Some of the stories one hears about weddings and their aftermath makes one not want to go to or accept wedding invitations. Recently, a bride sent a bill of $240 to each person who failed to show up on her wedding day. This cost was the per head charge by the venue organisers, meaning she was telling those who received this bill that she paid for their food and drink but because they didn’t show up they needed to reimburse her for it.
Hang on a minute, I thought that weddings were supposed to be happy occasions and newlyweds tend to enjoy what one might call ‘a honeymoon period’ during which time the couple enjoy travelling, getting to know each other more and generally enjoying each other’s company. It’s also probably the time when they begin planning for their future such as saving for a house, where they would eventually like to live when they have children, the sort of schools they would go to, etc. etc. But, from what I can see, not in this case. In this case, the bride and groom appear to be busily targeting people who didn’t show up at their wedding.
To be honest, I wonder whose fault this is. Is it the guest who failed to show up at the last minute or is it the bride and groom for inviting people who, perhaps, weren’t really their real or close friends? I’m sure it can happen. In the anticipated excitement of your wedding, you want everyone to know you’re getting married and, in that excitement, the chances are you end up adding to your guest list people you barely know or those you haven’t seen in years. And maybe it was just to show everyone you were getting married. Those people were probably surprised at receiving an invitation and half-heartedly accepted it, perhaps fully intending to come because they didn’t want to offend. But at the last minute, either they had a change of heart or something came up but in both cases they either forgot or weren’t able to tell you they weren’t coming. You know, this might indeed be the case if you barely knew each other.

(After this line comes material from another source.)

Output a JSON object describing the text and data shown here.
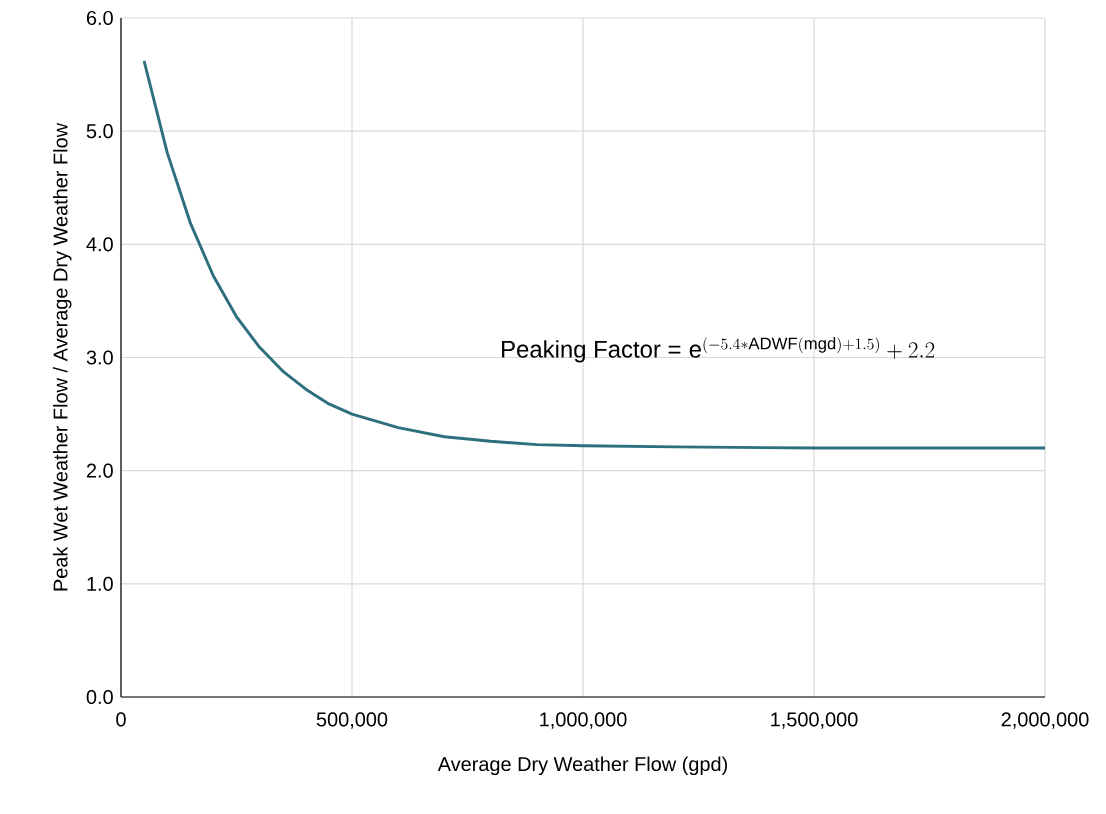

Wedding guest lists tend to be fairly long and the bride and groom, and their parents, don’t always have the time to meet and thank those who attended. I’m sure many guests have gone away not having had the chance to meet the happy couple. The guest list tends to be so long that many guests can be overlooked, feeling almost snubbed by the couple.
So my question is, is it okay for the bride and groom to want to be financially compensated by those on the guest list for non-attendance? I feel not. I wonder what kind of memories they will be creating when they send out a bill straight after they’ve said the vows. The thing is, when you marry, memories of the day are created for you and your new spouse as well as for those who attended, and that is priceless. But do newlyweds really want to be resented by anyone on their guest list, even if they didn’t turn up? By issuing a bill to those who were a no-show is surely creating bad memories for not only those who didn’t attend, and thus received a bill, but for those who did too, because word will get around.
Resentment can also be created in the hearts and minds of the non-attendees because, as far as they’re concerned, they had good reasons for not attending and good reasons for not being able to let you know that they couldn’t come. As far as they’re concerned, you might be just looking to make money.
I don’t get it. I was always under the impression that when a group was booking at a venue, and in the case of a wedding it’s a huge group, some kind of group discount was always factored in to the quote so that if there were some no-shows, they were covered. Surely it’s all factored in just in case some people don’t turn up?
I certainly hope that this does not become a trend. It will have one of two outcomes. Either people on the guest list will force themselves to show up, even if they don’t want to and be resentful throughout the event, just in case they are billed for showing up when they said they would, or some people will just decline because they won’t want to have to deal with a bridezilla.
You know, the whole scenario could be turned on its head by people on the guest list. If a wedding is cancelled because either party decided it was a mistake to marry, then would it be acceptable to the couple to be billed for the expenses incurred by guests to attend? For example, if someone booked a plane ticket, or travelled across the country, to attend, would it be okay to send the bride and groom that bill? I guarantee, that cost is likely to be far higher than the cost of a dinner!